How do I store this?

  • Store synthesized azides below room temperature and away from sources of heat, light, pressure, and shock.
  • Azides are generally classified as Storage Group X in the Stanford Storage Group Classification system, and should be stored away from all other chemicals. Specific incompatibilities include carbon disulfide, bromine, dimethyl sulfate, nitric acid, and heavy metals and their salts.
  • Heavy metal azide salts tend to be highly heatand shock-sensitive explosives.
  • Avoid water and strong acids which can lead to the formation of hydrazoic acid, which is highly toxic, volatile, and explosive.

How do I dispose of this?

Store azide waste in a container designated only for azide waste.

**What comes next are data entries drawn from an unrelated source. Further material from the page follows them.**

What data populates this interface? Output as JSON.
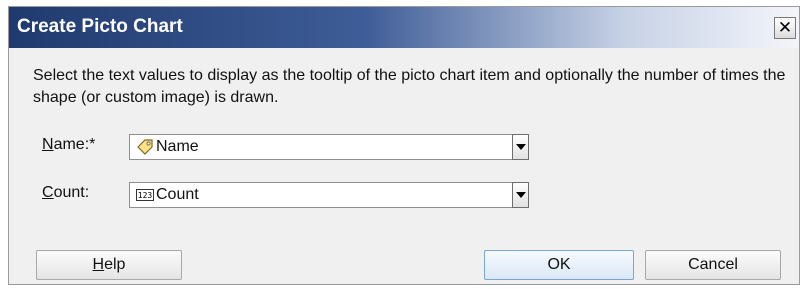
{
  "dialog": {
    "title": "Create Picto Chart",
    "close_label": "✕",
    "instructions": "Select the text values to display as the tooltip of the picto chart item and optionally the number of times the shape (or custom image) is drawn."
  },
  "fields": {
    "name": {
      "label_mnemonic": "N",
      "label_rest": "ame:*",
      "value": "Name",
      "icon": "tag-icon"
    },
    "count": {
      "label_mnemonic": "C",
      "label_rest": "ount:",
      "value": "Count",
      "icon": "numeric-123-icon"
    }
  },
  "buttons": {
    "help_mnemonic": "H",
    "help_rest": "elp",
    "ok": "OK",
    "cancel": "Cancel"
  }
}
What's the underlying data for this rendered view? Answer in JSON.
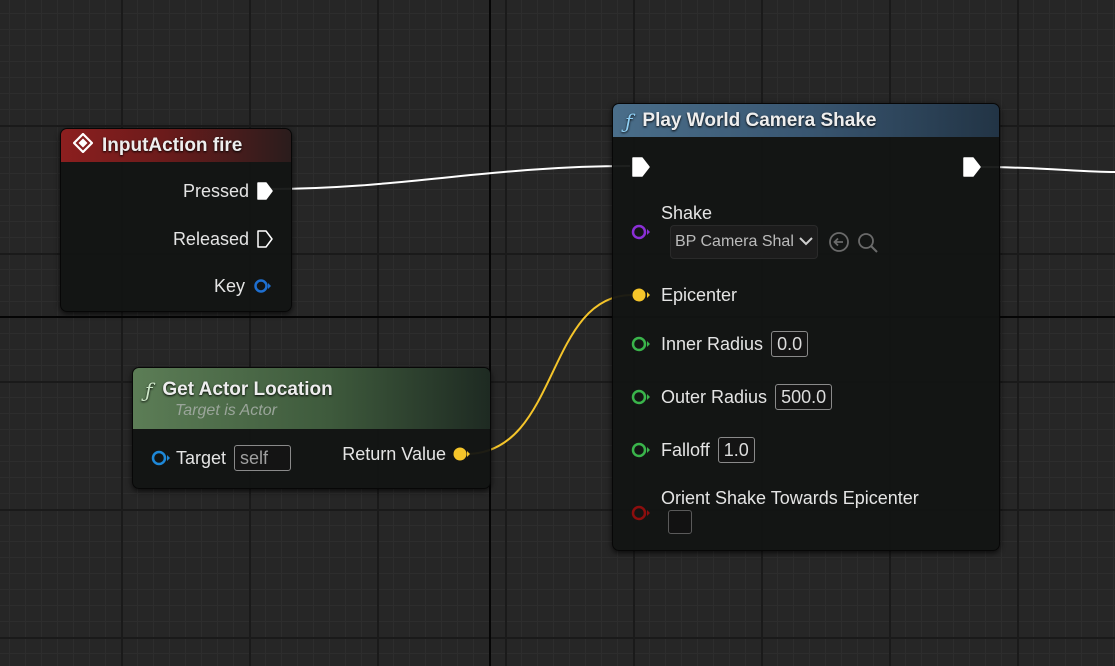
{
  "graph": {
    "input_action_node": {
      "title": "InputAction fire",
      "pins": {
        "pressed": "Pressed",
        "released": "Released",
        "key": "Key"
      }
    },
    "get_actor_location_node": {
      "title": "Get Actor Location",
      "subtitle": "Target is Actor",
      "target_label": "Target",
      "target_value": "self",
      "return_label": "Return Value"
    },
    "camera_shake_node": {
      "title": "Play World Camera Shake",
      "shake_label": "Shake",
      "shake_class_value": "BP Camera Shal",
      "epicenter_label": "Epicenter",
      "inner_radius_label": "Inner Radius",
      "inner_radius_value": "0.0",
      "outer_radius_label": "Outer Radius",
      "outer_radius_value": "500.0",
      "falloff_label": "Falloff",
      "falloff_value": "1.0",
      "orient_label": "Orient Shake Towards Epicenter",
      "orient_checked": false
    }
  },
  "colors": {
    "event_header": "#8c1f1f",
    "function_header": "#3e5f78",
    "pure_function_header": "#4f6e4a",
    "exec_wire": "#ffffff",
    "vector_pin": "#f5c52a",
    "float_pin": "#3ab44b",
    "object_pin": "#1e88d8",
    "class_pin": "#8b2fd6",
    "bool_pin": "#8c0e0e"
  },
  "icons": {
    "event": "diamond-event-icon",
    "function": "function-f-icon",
    "use_selected": "arrow-left-circle-icon",
    "browse": "search-icon",
    "dropdown": "chevron-down-icon"
  }
}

Dosimetry and bioassay requirements

Organic Azide Stability
Each chemical you intend to work with must be individually evaluated. Below are some general guidelines to consider when working with organic azides.

Carbon to Nitrogen Ratio
The total number of nitrogen atoms in your organic azide should not exceed that of carbon. Use the following equation to help evaluate if your azide is stable enough to work with, with N equal to the number of atoms: 1

(NCarbon + NOxygen) / NNitrogen ≥ 3

  • n-nonyl azide (C/N ratio = 3) is the smallest organic azide that can be isolated and stored in its pure form (up to 20 grams).2
  • Azides with a C/N ratio between 1 and 3 can be synthesized and isolated, but should be stored below room temperature at no more than 1 M concentration and at a maximum of 5 grams of material.2
  • Organic azides with C/N ratio < 1 should never be isolated. It may be synthesized if the azide is a transient intermediate species AND the limiting reagent in the reaction mixture AND is limited to a maximum quantity of 1 gram.2

Rule of Six
Alternatively, follow the “rule of six:” six carbons (or other atoms of about the same size) per energetic functional group (azide, diazo, nitro, etc.) should provide enough dilution to render the compound relatively safe to work with given appropriate controls and safety procedures.3

In general, olefinic, aromatic, or carbonyl azides are much less stable than aliphatic azides.3

Reference

1Bräse, S., Gil, C., Knepper, K., Zimmermann, V. “Organic Azides: An Exploding Diversity of a Unique Class of Compounds,” Angew. Chem. Int. Ed., 2005, 44, 5188-5240.

2University of California Santa Barbara. “Laboratory Safety Fact Sheet #26: Synthesizing, Purifying, and Handling Organic Azides”

3Kolb, H.C., Finn, M.G., Sharpless, K.B. “Click Chemistry: Diverse Chemical Function from a Few Good Reactions,” Angew. Chem. Int. Ed., 2001, 40, 2004-2021.